I'm so happy to greet you from my home in South Africa. We landed yesterday after an exhausting trip from Nigeria and I thank God for journey mercies. I'm still not hundred percent back technologically but my sweet husband allowed me to hog his computer today.
On my return I'd like to welcome on the Quest Spot Samantha Jillian Bayarr from Livingston Hall Publishers. Its wonderful having you here Samantha. Thank you for accomodating me in your hectic schedule.
Bio: Samantha founded Livingston Hall Publishers in 2002. Named for her great, great grandfather, Edward Livingston Hall, who owned a publishing house in the 1800's, until his passing. Working in the production aspect of publishing has provided her with the expertise needed to produce, develop and design books from the inside out. When it came time to publish her own work, her experience in the field lent her the ability to produce several genres, specializing in Amish Romance. Her first book, Little Wild Flower, an Amish Romance, was borne from her up-close encounters with the Amish community she lived near in Indiana until 1995 when she moved to Florida.
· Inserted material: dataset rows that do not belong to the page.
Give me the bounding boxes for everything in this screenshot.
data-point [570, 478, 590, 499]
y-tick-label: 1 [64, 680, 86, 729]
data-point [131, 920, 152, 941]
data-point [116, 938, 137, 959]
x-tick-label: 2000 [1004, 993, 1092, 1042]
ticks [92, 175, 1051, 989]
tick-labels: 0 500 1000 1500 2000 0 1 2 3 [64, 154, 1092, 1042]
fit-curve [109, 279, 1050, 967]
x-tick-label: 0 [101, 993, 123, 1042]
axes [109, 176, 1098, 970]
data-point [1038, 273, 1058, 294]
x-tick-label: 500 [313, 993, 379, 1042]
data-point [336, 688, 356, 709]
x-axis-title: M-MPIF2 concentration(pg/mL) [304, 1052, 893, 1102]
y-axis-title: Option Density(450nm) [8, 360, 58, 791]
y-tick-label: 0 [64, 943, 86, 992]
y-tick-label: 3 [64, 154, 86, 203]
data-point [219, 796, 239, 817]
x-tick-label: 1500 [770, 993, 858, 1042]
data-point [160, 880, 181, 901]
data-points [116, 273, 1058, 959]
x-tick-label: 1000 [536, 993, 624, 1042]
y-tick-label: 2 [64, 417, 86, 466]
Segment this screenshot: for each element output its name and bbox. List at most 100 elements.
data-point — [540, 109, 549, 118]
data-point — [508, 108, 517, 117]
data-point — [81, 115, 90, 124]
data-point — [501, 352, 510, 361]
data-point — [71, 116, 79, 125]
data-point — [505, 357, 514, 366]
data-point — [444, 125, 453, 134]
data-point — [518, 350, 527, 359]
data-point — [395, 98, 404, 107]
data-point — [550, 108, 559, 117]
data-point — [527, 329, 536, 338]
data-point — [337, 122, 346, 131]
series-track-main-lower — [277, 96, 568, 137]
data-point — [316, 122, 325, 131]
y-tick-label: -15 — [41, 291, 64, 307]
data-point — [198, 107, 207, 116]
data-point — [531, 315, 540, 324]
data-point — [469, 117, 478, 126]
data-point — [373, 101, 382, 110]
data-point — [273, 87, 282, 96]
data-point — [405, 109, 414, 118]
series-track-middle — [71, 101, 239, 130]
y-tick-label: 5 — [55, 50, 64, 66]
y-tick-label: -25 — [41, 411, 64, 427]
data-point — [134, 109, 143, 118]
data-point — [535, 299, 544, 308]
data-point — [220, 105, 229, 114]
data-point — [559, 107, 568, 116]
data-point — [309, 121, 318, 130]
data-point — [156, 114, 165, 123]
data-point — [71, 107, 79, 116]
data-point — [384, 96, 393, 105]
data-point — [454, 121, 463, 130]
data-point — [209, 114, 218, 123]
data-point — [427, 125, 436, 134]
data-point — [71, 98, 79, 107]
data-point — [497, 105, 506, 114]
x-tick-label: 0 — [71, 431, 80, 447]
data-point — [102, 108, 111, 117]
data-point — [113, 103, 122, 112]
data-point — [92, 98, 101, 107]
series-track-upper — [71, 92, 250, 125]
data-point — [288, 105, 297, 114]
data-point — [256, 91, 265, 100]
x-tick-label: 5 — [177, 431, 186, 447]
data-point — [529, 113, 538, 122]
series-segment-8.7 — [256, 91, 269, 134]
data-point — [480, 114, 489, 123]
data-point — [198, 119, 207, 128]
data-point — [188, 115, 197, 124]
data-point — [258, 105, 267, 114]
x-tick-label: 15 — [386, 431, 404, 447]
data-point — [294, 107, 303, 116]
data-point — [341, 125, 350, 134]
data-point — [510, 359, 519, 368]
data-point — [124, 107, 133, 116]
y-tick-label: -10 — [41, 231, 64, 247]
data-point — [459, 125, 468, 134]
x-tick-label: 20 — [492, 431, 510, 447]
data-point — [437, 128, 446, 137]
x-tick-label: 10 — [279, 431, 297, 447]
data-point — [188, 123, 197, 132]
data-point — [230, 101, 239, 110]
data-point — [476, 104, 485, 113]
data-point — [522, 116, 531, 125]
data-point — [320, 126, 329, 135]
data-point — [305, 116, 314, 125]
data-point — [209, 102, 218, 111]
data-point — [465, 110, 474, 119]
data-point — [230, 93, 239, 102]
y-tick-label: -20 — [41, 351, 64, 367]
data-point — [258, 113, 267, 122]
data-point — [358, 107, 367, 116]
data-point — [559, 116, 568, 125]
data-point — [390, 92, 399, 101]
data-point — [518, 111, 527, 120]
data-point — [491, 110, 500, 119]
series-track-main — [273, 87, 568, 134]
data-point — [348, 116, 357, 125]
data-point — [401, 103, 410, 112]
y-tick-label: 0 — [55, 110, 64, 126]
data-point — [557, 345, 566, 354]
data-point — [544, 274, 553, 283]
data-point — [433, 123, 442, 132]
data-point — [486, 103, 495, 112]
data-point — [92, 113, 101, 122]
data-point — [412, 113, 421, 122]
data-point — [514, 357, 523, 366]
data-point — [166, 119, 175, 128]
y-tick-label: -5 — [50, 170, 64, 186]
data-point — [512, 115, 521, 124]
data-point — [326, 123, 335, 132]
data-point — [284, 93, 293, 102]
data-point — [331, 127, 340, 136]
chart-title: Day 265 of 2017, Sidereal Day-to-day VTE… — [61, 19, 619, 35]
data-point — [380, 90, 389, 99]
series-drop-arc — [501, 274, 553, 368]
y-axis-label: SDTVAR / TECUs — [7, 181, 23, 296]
My mother used to tease me and say I didn’t know my right from my left. She was partially correct. And unfortunately, I didn’t find out why until I became an adult.
It wasn’t that I didn’t know my right from my left; it was that my brain couldn’t process which was which unless I looked at my hands and remembered which hand I wrote with. Thank God I’m not ambidextrous!
Typing is also very difficult for me, even though I took typing classes and I know where the keys are. But when I type, my mind puts the letters in the wrong order. For example: instead of typing “the” for the, it comes out “hte” nearly every time, but when I look at it, it seems normal to me. Some days, it seems I spend more time with my spell check and the backspace key, than I do getting the book down on the page. If not for spell check I wouldn’t get very far…but I’ve discovered a flaw in the spell/grammar check recently when I posted my new Amish Romance, Jacob’s Daughter. An acquaintance on FB informed me after reading the book that there were two separate spots where I used the word “trails”, when I meant for it to say “trials”. Because “trails” is a recognized word, my spell check did not pick it up! I have since then fixed the error, despite the fact that several hundred copies had already been sold containing the error…to those who have that version…I apologize heartily.
How can I write like this, you ask? Well since I type so fast, and I cheat and put the spell-check on automatic, I can get a major portion of my writing done fairly quickly despite my dyslexic fingers—or is it all in my head? As a matter of fact, it has to do with vision, and how our minds interpret words, and for some, numbers too. I, unfortunately have trouble with numbers as well. So as a defense mechanism, I would memorize numbers, such as phone numbers, locker combinations (yes, I still remember my phone number that we had when I was a kid, and my locker combination from school). Nowadays, it’s addresses, license plate numbers, etc. But ask me to count cards to play poker, and that’s something I can’t do!
Being a writer, I have tons of books in my head—memorized—getting them onto the computer is the difficult part. Some days, I find myself spelling the words out loud as I type to ensure I’m getting the words down correctly. That method doesn’t work when I’m tired.
Since writing is my passion, I thank God for the technology that we have today that allows me to pursue my dream. It takes a lot of patience and hard work to write with dyslexia, but with persistence and dedication to mastering the skill, I’ve discovered a whole new way to use my talents for good instead of mischief—through the written word.